Kommentar
07:00 Uhr, 14.07.2009

Ist das noch seriös?

Sehr geehrte Privatanleger, auf der Seite „Finanzmarkt“ der Frankfurter Allgemeinen Zeitung findet sich am siebten Juli 2009 als Aufmacher der Artikel „Aktienanleihen finden reißenden Absatz“. Diese Aufmachung macht Lust auf mehr.
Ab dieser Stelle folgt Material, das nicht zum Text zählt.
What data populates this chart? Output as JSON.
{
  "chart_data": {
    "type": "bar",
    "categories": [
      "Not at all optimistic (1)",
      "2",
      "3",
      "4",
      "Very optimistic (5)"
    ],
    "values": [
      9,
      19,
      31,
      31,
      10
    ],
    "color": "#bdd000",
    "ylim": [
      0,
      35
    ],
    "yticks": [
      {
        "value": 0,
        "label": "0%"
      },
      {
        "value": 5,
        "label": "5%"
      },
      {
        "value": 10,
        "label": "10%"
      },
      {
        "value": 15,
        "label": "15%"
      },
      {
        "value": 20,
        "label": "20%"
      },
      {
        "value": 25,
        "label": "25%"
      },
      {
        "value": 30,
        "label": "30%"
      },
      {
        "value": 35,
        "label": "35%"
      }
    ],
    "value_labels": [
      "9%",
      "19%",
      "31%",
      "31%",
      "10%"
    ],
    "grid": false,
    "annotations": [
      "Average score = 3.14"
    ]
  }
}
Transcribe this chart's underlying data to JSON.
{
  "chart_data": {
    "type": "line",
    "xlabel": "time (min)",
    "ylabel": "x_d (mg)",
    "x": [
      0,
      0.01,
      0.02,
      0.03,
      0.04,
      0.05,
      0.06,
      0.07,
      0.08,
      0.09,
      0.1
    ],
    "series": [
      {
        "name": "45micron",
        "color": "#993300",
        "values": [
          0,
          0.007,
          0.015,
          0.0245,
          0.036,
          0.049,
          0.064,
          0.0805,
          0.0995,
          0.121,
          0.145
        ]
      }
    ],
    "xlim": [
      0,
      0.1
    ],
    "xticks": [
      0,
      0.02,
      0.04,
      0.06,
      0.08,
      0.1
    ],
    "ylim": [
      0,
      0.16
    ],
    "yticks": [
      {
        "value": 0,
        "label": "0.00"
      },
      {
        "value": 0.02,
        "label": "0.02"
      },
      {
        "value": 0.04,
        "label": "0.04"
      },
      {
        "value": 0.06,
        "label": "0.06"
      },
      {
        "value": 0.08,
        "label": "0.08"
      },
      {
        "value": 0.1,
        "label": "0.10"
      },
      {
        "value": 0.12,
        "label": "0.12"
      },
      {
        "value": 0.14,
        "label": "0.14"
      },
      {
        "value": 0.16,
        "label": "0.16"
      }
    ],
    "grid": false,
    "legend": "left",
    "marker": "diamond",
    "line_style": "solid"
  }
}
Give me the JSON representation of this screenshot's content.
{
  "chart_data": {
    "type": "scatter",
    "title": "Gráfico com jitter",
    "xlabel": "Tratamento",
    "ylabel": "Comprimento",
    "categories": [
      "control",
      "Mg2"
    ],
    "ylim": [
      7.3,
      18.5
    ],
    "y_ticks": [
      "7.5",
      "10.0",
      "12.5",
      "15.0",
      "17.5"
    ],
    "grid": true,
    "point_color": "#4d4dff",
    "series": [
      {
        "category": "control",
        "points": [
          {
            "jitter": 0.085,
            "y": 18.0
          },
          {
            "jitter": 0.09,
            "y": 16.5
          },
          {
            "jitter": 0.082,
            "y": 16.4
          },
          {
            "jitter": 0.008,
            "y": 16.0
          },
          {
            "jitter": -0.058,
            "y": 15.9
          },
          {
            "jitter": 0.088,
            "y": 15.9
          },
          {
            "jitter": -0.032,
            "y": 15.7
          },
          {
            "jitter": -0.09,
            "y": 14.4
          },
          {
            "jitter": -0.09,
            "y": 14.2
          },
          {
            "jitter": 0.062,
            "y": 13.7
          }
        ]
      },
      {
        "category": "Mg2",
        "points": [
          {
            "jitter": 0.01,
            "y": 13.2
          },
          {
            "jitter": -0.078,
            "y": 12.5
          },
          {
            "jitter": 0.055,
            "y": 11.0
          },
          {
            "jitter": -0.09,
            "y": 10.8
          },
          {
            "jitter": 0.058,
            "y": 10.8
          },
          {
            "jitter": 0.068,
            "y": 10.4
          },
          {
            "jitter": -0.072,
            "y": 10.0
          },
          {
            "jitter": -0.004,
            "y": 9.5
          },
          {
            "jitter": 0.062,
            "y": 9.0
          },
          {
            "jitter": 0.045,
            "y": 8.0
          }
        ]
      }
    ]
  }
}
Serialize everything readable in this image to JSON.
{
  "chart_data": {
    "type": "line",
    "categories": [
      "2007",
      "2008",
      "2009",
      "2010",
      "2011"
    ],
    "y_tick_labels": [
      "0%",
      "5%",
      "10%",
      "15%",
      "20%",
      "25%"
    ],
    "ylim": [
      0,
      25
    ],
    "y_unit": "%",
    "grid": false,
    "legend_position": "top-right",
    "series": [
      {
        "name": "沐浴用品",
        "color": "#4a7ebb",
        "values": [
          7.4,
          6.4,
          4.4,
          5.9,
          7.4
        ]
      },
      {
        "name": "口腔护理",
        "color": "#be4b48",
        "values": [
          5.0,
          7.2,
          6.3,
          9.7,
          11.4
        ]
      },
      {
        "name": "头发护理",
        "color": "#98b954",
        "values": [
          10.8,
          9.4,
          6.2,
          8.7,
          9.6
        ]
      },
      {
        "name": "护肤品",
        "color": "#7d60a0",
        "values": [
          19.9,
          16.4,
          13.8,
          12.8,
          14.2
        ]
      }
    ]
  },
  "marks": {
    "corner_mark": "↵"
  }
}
Im Untertitel heißt es dann relativierend: „Die deutsche Freude an Kupons hilft Aktienanleihen aus ihrer Nische. Dabei kauft der Anleger weder eine Anleihe noch eine Aktie sondern ein Zertifikat mit vollem Aktienkursrisiko.“ Hierauf kommt es an! Ich wiederhole. „Sie kaufen ein Zertifikat… mit vollem Aktienkursrisiko.“ Läuft es gut, ist Ihre Rendite nach oben begrenzt. Läuft es schlecht, bekommen Sie unterhalb einer gewissen Schwelle die Aktie angedient. Eigentlich kaufen Sie also so etwas wie ein Discountzertifikat.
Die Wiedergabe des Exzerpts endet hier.